Pas de "Thriller" à Wimbledon

L'ennui gagnerait-il les travées de Wimbledon ? Si la pluie londonienne ne gâche pas la fête, le spectacle tarde d'être au rendez-vous. Si le phénomène Murray tient en haleine autant que la marche de Federer vers son 6e titre, aucun match n'a encore retenu l'attention. Jusqu'à quand ?
PAS DE NADAL, MOINS D'EMOTION
Un seul N.1 mondial vous manque et tout un tournoi est dépeuplé. Encore sous le choc de sa défaite à Roland-Garros et de son forfait à Wimbledon, nous voici à la fin de la première semaine du tournoi comme des âmes en peine dans la partie haute du tableau. Tandis que Roger Federer parade de l'autre côté logiquement (depuis 2003, c'est lui qui avait les honneurs du tenant du titre, et cette année c'est tout comme), on se demande qui va pouvoir rivaliser avec le Suisse renaissant.
Derrière la "Murray mania" qui gagne tout le village et la sympathie qu'inspire l'obstination d'Andy Roddick à revenir se briser régulièrement sur le mur Federer, c'est flou. Novak Djokovic est content d'être dans l'ombre et Jo-Wilfried Tsonga vient de perdre. Ivo Karlovic produit ses aces en série dans son coin et seul un Robin Söderling en pleine forme nous laisse rêveurs : Va-t-il encore se montrer blagueur après son match contre Federer ?
PAS DE MATCH TRANCENDANT

Ce qui pénalise surtout le tournoi pour l'instant, c'est le manque de match à sensation. On évoque ici la lenteur du gazon, la mollesse des balles ou la météo déroutante (oui, on avait prévu la pluie pour vendredi, et non on n'a pas encore utilisé la nouveauté : le nouveau toit), mais les joueurs n'y mettent pas du leur.
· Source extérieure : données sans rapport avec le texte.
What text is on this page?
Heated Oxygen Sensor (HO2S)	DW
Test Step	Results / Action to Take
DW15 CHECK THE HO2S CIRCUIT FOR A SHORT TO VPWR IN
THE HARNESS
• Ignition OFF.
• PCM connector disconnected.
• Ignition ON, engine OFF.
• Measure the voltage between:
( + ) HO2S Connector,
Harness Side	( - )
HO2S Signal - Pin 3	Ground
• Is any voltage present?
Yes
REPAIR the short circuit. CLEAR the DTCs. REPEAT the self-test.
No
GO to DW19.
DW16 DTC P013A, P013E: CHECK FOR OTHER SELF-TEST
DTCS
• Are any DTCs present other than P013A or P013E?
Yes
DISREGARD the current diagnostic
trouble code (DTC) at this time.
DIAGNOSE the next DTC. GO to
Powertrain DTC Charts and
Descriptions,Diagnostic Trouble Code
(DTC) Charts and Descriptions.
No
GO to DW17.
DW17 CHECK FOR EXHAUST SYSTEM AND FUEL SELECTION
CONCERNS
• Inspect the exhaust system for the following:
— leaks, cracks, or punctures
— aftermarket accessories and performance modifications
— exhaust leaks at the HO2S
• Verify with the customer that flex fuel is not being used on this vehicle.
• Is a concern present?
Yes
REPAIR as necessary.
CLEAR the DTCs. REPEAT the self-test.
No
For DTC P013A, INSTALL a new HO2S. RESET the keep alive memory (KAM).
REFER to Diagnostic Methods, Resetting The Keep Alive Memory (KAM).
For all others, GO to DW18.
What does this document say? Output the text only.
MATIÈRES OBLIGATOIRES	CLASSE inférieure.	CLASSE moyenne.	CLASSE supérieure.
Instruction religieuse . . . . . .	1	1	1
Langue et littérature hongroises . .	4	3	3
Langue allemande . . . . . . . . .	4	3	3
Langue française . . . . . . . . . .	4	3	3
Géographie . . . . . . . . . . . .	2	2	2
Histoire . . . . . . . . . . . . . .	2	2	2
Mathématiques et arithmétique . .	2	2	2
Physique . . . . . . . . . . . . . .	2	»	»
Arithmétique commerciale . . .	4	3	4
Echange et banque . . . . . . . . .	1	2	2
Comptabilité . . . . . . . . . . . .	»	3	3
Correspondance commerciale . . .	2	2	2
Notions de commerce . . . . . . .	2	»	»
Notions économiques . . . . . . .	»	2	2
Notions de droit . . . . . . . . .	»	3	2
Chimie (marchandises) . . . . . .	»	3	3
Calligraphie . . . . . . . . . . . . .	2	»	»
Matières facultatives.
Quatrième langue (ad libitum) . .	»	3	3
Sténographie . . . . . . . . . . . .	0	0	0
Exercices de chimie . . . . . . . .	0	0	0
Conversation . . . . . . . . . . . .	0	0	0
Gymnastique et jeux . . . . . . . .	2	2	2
Lleyton Hewitt et ses "Come on" nostalgiques ont fait chuter la tour de Tandil (Del Potro), cela ne suffit pas pour enflammer le central. Les plongeons de Robert Kendrick ont fait sourire, les courses désespérés de Julien Benneteau ont amusé Novak Djokovic, mais il a fallu attendre le cinquième set longtemps très sobre (et magnifique à la fin, c'est vrai) du match entre Tommy Haas et Marin Cilic pour voir le central lancer une "Ola" revigorante.
DES FRANÇAIS FRILEUX
Après Roland-Garros, les Français qui tentent d'oublier leur défaite ont pris pour habitude de se refaire la cerise (la fraise en version originale) à Wimbledon. Cette année, on regrette déjà Roland-Garros. Tsonga a subi la loi explosive de Karlovic mais sans passion, Bartoli, étouffée par une Schiavone opportuniste, n'a pas réussi à passer le 3e tour pour la 2e année de suite, Monfils et Gasquet sont cruellement absents, Simon avance à l'aveuglette et personne pour réussir une perf' mémorable. On attend donc beaucoup de Mauresmo et Razzano toujours en lice dans le tableau dames.
CE QUI PEUT TOUT CHANGER

Est-ce qu'un outsider pourra émerger du bas de tableau et donner des sueurs froides à Roger Federer? Robin Söderling pourrait bien être de ceux-là. Le géant suédois reste sur une dizième défaite de suite en finale de Roland-Garros. Sachant qu'aucun autre joueur n'a réussi pareil "exploit", saura-t-il trouver la clé pour éviter un onzième revers face au Suisse sur sa pelouse favorite ? Après Müller au 1er tour, puis deux terriens espagnols, la tâche s'annonce bien plus dure qu'à Roland-Garros pour prendre le pas sur le N.2 mondial. Mais leurs retrouvailles, attendues depuis le début du tournoi, pourraient offrir plus de spectacle à ce tournoi pour l'instant sans artifice.
Dans le rôle de détonateurs, Andy Roddick pourrait bien faire le travail d'artificier en haut de tableau. Sérieusement dégarni depuis les disparitions de Nadal et Del Potro, l'Américain s'annonce comme l'homme à battre dans le premier quart du tableau. En vue, Jurgen Melzer au 3e tour, puis Davydenko ou Berdych, puis encore Lleyton Hewit si l'Australien retrouve son niveau de jeu qui l'a sacré à Londres en 2002. Avant de viser une éventuelle 3e finale, il devra faire face au phénomène local en demi-finale. Andy Murray est le dernier Britannique en lice et c'est lui qui tient le public en haleine. Une finale face à l'autre attraction (Federer) permettrait de finir la quinzaine en beauté. Et que dire si un Français s'immisce...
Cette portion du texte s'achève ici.